Now he lay in a sterile hospital room under cold fluorescent lights, arm heavy in a cast, stitches pulsing above his right brow. They’d cleaned the blood off him, swapped his rain-soaked clothes for scratchy scrubs, but he felt hollowed out. Everything hurt—his head, his pride, the quiet ache of being alone in the aftermath. The nurse was professional but detached, explaining that he’d need help: no driving, no cooking, no dressing himself. Not for a while. Someone had been called. Local. Reliable. The door creaked open, and Leon turned toward the sound, neck stiff, vision swimming. For a heartbeat, he thought he was hallucinating. But there she was—standing in the doorway like a ghost summoned by accident. She looked almost the same, though time had carved subtle changes into her face: sharper edges, tired eyes. She hadn’t stepped inside yet, just hovered there, like she wasn’t sure whether to come closer or walk away. The air between them shifted, heavy with unspoken history.

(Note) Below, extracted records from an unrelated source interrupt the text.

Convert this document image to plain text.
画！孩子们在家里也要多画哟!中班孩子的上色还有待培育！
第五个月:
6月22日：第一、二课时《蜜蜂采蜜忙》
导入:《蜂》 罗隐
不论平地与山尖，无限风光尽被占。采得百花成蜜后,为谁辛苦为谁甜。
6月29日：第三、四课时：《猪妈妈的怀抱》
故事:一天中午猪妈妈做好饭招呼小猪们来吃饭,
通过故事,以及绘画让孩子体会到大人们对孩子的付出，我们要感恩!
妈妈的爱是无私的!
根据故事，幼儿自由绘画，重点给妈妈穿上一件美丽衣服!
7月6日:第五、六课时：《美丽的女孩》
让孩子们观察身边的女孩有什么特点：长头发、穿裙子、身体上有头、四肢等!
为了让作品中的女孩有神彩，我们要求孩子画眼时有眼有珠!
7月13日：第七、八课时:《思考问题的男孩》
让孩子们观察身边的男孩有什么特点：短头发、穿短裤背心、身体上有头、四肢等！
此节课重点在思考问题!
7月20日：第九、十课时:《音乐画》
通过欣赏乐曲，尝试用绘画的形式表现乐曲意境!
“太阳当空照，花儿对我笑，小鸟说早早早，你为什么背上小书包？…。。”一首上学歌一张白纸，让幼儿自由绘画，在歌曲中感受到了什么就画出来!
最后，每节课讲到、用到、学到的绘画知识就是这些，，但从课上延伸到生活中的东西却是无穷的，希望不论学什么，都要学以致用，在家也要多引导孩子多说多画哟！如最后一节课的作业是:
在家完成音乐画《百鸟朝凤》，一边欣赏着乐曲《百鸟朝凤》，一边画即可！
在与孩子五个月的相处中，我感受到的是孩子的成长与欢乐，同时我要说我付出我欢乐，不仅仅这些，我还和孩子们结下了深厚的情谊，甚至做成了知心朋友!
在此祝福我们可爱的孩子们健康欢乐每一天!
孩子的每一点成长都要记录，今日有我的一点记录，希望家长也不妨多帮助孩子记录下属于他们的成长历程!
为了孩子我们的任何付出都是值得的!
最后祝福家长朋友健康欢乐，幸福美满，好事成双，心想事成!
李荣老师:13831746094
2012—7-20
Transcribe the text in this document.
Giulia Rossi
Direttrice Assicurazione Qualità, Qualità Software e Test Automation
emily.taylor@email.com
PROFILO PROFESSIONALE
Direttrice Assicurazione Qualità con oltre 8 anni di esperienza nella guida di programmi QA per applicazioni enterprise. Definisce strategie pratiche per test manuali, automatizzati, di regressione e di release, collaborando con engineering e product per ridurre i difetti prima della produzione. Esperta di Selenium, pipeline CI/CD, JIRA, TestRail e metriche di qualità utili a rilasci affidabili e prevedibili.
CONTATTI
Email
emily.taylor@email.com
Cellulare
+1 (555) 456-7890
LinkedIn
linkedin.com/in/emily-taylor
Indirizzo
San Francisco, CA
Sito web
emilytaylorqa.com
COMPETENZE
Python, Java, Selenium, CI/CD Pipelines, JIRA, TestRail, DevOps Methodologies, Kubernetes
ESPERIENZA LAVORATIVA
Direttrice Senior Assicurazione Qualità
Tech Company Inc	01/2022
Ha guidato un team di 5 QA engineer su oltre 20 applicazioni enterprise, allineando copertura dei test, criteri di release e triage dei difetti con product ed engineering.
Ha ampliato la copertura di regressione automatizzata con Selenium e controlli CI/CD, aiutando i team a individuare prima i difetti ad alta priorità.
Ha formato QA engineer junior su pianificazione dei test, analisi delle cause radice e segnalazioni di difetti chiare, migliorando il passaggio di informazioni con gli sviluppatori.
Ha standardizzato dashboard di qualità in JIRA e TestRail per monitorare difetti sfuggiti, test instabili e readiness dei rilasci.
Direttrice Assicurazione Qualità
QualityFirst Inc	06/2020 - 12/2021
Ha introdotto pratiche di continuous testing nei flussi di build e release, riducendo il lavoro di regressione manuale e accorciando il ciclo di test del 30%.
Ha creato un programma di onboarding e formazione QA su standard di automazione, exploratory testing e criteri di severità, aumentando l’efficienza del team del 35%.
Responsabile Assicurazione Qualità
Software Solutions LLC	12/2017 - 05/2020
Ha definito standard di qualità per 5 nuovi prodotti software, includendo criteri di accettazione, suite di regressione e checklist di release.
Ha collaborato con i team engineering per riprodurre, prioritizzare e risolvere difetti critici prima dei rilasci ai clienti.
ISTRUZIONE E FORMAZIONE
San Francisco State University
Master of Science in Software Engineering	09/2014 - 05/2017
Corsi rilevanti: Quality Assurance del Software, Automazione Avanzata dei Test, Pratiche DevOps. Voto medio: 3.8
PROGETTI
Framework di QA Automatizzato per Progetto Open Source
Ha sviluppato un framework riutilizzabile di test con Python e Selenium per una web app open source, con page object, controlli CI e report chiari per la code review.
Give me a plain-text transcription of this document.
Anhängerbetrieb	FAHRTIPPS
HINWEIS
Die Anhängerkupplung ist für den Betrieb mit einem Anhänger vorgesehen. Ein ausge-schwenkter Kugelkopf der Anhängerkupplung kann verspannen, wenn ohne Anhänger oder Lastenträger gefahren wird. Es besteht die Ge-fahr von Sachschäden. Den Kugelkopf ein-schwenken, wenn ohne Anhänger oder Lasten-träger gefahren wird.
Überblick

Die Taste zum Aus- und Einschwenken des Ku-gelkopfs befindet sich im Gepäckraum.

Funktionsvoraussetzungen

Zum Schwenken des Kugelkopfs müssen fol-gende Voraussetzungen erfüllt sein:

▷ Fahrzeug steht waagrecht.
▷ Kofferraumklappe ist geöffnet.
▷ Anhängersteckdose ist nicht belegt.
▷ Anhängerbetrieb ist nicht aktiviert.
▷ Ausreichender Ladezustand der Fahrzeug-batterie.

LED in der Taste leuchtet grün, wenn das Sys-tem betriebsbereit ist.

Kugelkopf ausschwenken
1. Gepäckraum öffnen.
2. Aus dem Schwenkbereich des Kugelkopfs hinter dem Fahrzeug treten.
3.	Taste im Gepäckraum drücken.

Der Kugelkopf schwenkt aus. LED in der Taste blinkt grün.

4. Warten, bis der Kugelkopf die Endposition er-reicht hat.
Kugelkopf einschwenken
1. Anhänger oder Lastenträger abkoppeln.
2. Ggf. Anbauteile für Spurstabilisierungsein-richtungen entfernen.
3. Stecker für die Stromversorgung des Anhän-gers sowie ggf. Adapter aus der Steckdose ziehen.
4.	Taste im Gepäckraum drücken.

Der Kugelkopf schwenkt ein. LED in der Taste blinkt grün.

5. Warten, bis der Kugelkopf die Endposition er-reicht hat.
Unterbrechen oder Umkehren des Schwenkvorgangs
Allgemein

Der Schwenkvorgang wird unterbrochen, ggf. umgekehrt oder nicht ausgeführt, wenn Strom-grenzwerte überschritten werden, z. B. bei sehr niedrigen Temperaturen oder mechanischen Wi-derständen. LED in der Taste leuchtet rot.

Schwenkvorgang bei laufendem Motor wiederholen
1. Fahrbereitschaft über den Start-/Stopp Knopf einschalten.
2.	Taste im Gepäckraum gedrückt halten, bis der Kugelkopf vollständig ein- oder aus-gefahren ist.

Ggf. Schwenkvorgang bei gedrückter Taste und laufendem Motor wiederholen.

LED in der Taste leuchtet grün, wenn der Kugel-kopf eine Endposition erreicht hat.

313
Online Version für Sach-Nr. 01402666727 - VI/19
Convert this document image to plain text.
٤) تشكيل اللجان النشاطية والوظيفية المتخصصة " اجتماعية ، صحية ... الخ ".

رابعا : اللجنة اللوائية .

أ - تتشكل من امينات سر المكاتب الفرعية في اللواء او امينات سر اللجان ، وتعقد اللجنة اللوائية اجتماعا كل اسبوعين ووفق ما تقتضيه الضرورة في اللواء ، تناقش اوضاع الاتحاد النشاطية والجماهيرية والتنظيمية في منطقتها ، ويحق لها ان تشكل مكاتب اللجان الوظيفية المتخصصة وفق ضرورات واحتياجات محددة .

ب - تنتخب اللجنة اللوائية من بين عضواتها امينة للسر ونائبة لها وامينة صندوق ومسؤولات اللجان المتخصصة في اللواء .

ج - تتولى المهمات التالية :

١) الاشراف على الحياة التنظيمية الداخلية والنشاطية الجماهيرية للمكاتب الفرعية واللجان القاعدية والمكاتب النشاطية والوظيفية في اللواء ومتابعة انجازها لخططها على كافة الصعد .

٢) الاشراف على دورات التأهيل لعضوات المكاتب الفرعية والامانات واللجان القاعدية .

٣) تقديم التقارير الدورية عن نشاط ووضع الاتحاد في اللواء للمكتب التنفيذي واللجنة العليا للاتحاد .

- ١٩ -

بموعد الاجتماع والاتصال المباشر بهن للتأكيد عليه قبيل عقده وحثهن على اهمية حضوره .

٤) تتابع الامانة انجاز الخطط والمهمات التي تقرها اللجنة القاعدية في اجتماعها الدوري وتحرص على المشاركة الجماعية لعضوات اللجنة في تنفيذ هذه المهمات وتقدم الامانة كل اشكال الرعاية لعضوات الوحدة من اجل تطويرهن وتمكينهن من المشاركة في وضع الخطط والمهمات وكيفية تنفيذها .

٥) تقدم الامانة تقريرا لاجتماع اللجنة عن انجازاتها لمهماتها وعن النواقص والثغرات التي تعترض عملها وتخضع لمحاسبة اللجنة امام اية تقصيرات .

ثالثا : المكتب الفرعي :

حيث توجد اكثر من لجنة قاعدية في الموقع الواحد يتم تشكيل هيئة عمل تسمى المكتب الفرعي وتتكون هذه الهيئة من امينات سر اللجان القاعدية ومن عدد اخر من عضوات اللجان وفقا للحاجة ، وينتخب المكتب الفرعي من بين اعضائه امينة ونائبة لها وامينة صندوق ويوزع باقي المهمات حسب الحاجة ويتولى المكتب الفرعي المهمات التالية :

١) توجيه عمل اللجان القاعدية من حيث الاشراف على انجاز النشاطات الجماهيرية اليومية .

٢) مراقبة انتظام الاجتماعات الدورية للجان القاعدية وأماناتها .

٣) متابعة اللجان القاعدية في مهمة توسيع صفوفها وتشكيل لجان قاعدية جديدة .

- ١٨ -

The nurse glanced at them both, noting the tension, then quietly excused herself. Leon watched her go, then looked back to the woman in the doorway. Rain clung to her jacket, her hair pulled back like she hadn’t even paused to think before coming. Her eyes swept the room, pausing on the cast, the stitches, the fragile way he was tucked under a hospital blanket. Silence stretched between them, tense and unfamiliar. Leon swallowed hard. “You’re the only one I could call,” he said, voice low and frayed. He didn’t know if it was an apology or just the truth. Maybe both. “Didn’t think they’d actually reach you.”